• Anasayfa
  • Favorilere Ekle
  • Site Haritası
  • https://www.facebook.com/groups/vaazdokumanlari/
  • https://api.whatsapp.com/send?phone=+905321561576
  • https://www.twitter.com/@vaazsitesi
Üyelik Girişi
Vaaz Kategorileri
Ziyaret Bilgileri
Aktif Ziyaretçi6
Bugün Toplam327
Toplam Ziyaret5103793
Site Haritası
Takvim
Vaaz Dokumanları

Aile Her Türlü Faziletin Kaynağıdır

AİLE HER TÜRLÜ FAZİLETİN KAYNAĞIDIR

 

AYET : RUM SURESİ -  21. AYET

 

وَمِنْ آيَاتِهِ أَنْ خَلَقَ لَكُم مِّنْ أَنفُسِكُمْ أَزْوَاجاً لِّتَسْكُنُوا إِلَيْهَا وَجَعَلَ بَيْنَكُم مَّوَدَّةً وَرَحْمَةًإِنَّ فِي ذَلِكَ لَآيَاتٍ لِّقَوْمٍ يَتَفَكَّرُونَ:

             MEALİ :

 

     “İçinizden kendileri ile huzura kavuşacağınız eşler yaratıp aranızda sevgi ve rahmet var etmesi, O’nun varlığının belgelerindendir. Bunda düşünenler için dersler vardır.”  

 

     Kur’an-ı Kerim, insanı en üstün yaratık olarak kabul eder. Allah Teala onu en güzel surette yaratmış, akıl gibi üstün nimetlerle donatmıştır. Bu hususta Kur’an-ı Kerim şöyle buyurmuştur:

لَقَدْ خَلَقْنَا الْإِنسَانَ فِي أَحْسَنِ تَقْوِيمٍ:

     “And olsun ki, biz insanı en güzel surette yarattık.”   (TİN SURESİ – 4. AYET(

 

وَلَقَدْ كَرَّمْنَا بَنِي آدَمَ وَحَمَلْنَاهُمْ فِي الْبَرِّ وَالْبَحْرِ وَرَزَقْنَاهُم مِّنَ الطَّيِّبَاتِ وَفَضَّلْنَاهُمْ عَلَىكَثِيرٍ مِّمَّنْ خَلَقْنَا تَفْضِيلاً:

 

      “And olsun ki, biz insanoğlunu şan ve şeref sahibi kıldık. Karada ve denizde taşıdık ve onları temiz yiyeceklerden rızıklandırdık. Onları yarattıklarımızın birçoğundan üstün kıldık.”   (İSRA SURESİ – 70. AYET)

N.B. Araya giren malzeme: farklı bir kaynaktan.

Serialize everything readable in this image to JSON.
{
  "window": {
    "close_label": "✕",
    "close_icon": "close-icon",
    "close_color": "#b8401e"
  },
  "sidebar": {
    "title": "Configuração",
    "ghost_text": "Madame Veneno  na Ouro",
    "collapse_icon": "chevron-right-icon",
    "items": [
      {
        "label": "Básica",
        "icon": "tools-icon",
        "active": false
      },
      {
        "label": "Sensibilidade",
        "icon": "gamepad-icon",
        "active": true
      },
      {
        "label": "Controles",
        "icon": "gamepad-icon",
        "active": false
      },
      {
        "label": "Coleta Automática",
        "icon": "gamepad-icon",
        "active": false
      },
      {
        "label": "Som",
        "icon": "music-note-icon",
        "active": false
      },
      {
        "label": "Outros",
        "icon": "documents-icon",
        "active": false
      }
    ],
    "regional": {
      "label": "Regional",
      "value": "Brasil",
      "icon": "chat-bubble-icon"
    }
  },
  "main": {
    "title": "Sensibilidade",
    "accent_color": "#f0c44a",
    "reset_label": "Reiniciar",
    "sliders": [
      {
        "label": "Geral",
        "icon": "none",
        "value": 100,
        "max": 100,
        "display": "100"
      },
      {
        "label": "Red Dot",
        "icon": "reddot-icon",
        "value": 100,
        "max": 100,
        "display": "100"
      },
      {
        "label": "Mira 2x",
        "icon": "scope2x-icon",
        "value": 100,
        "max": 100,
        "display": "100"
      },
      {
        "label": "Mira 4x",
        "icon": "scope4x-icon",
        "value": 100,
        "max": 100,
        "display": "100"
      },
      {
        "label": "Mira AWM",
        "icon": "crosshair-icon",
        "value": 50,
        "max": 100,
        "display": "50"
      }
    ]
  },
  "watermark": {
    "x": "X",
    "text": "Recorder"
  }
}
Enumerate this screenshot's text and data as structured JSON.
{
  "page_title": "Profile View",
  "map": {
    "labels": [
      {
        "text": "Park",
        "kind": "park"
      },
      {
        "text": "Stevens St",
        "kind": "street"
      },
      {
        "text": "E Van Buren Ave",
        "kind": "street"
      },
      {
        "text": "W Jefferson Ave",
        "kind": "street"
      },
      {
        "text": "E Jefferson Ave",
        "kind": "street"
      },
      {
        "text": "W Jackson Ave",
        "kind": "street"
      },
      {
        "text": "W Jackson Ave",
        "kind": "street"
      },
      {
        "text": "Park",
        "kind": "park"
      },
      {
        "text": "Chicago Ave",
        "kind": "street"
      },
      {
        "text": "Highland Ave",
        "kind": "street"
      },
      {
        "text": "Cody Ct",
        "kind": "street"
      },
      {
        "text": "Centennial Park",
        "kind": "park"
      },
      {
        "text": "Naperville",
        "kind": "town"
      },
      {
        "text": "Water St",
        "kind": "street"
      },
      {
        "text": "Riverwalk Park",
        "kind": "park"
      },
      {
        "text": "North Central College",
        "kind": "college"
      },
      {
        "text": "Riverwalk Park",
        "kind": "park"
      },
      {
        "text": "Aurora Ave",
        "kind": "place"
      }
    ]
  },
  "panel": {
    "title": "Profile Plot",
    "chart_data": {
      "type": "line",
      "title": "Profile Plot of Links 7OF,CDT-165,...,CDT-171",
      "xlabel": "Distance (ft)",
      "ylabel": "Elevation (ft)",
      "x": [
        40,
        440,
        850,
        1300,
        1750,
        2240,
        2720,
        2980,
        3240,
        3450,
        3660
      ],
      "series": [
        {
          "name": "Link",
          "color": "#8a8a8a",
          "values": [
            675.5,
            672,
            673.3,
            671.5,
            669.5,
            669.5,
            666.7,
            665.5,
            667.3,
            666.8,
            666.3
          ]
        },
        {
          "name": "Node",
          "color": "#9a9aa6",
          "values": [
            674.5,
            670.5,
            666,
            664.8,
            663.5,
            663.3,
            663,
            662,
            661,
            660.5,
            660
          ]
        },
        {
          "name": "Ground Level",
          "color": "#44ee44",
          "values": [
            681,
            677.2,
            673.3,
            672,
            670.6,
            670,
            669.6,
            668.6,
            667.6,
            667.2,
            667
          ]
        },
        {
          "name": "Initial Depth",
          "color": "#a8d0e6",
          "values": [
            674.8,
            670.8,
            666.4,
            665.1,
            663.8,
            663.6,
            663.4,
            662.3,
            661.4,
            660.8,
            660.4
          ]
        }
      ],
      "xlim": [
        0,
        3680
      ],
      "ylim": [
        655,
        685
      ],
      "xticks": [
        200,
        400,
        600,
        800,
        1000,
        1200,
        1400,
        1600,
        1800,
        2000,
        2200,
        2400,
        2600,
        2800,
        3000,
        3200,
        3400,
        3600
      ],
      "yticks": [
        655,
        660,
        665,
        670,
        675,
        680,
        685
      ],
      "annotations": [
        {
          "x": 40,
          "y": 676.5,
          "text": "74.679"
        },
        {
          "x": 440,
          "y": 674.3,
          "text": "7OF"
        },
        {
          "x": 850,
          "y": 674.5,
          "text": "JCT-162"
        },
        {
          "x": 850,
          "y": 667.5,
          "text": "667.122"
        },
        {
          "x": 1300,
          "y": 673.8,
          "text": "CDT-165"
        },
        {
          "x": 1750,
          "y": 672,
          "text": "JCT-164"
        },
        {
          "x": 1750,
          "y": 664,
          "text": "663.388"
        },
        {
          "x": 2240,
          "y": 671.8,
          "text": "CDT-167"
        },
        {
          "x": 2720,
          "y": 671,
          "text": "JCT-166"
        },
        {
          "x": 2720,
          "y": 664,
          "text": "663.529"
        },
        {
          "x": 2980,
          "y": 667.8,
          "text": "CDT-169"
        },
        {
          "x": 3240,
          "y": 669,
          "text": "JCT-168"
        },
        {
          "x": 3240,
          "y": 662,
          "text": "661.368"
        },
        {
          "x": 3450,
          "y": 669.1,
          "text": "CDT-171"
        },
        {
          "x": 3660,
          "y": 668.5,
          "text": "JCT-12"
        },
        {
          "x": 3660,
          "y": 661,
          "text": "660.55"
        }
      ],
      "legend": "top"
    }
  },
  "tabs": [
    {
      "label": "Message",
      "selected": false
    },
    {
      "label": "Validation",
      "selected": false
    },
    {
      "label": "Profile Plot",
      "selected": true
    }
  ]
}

     İnsanın diğer yaratıklara göre bu üstünlüğü sebebiyledir ki O, yeryüzünde Allah Teala’nın iradesini temsil etme gibi üstün bir görevle de görevlendirilmiş, yerde ve göklerde olan her şey onun emrine amade kılınmış ve hizmetine verilmiştir. İnsanoğluna bu üstün görevin verilmiş olduğunu ifade eden ayet-i kerimede şöyle buyrulmuştur:

 

وَإِذْ قَالَ رَبُّكَ لِلْمَلاَئِكَةِ إِنِّي جَاعِلٌ فِي الأَرْضِ خَلِيفَةًقَالُواْ أَتَجْعَلُ فِيهَا مَن يُفْسِدُ فِيهَا وَيَسْفِكُ الدِّمَاء وَنَحْنُ نُسَبِّحُ بِحَمْدِكَ وَنُقَدِّسُ لَكَ قَالَ إِنِّي أَعْلَمُ مَا لاَ تَعْلَمُونَ:

 

     “Hatırla ki, Rabbin meleklere: Ben yeryüzünde bir halife yaratacağım (ve ona kendi irademden bazı yetkiler vereceğim) demişti. Melekler: Orada bozgunculuk yapacak ve kan dökecek birisini mi yaratacaksın? Oysa biz seni överek tesbih ediyor ve seni takdis ediyoruz. Dediler. Allah ta onlara: Biz sizin bilmediklerinizi bilirim. Dedi.”   (BAKARA SURESİ – 30. AYET)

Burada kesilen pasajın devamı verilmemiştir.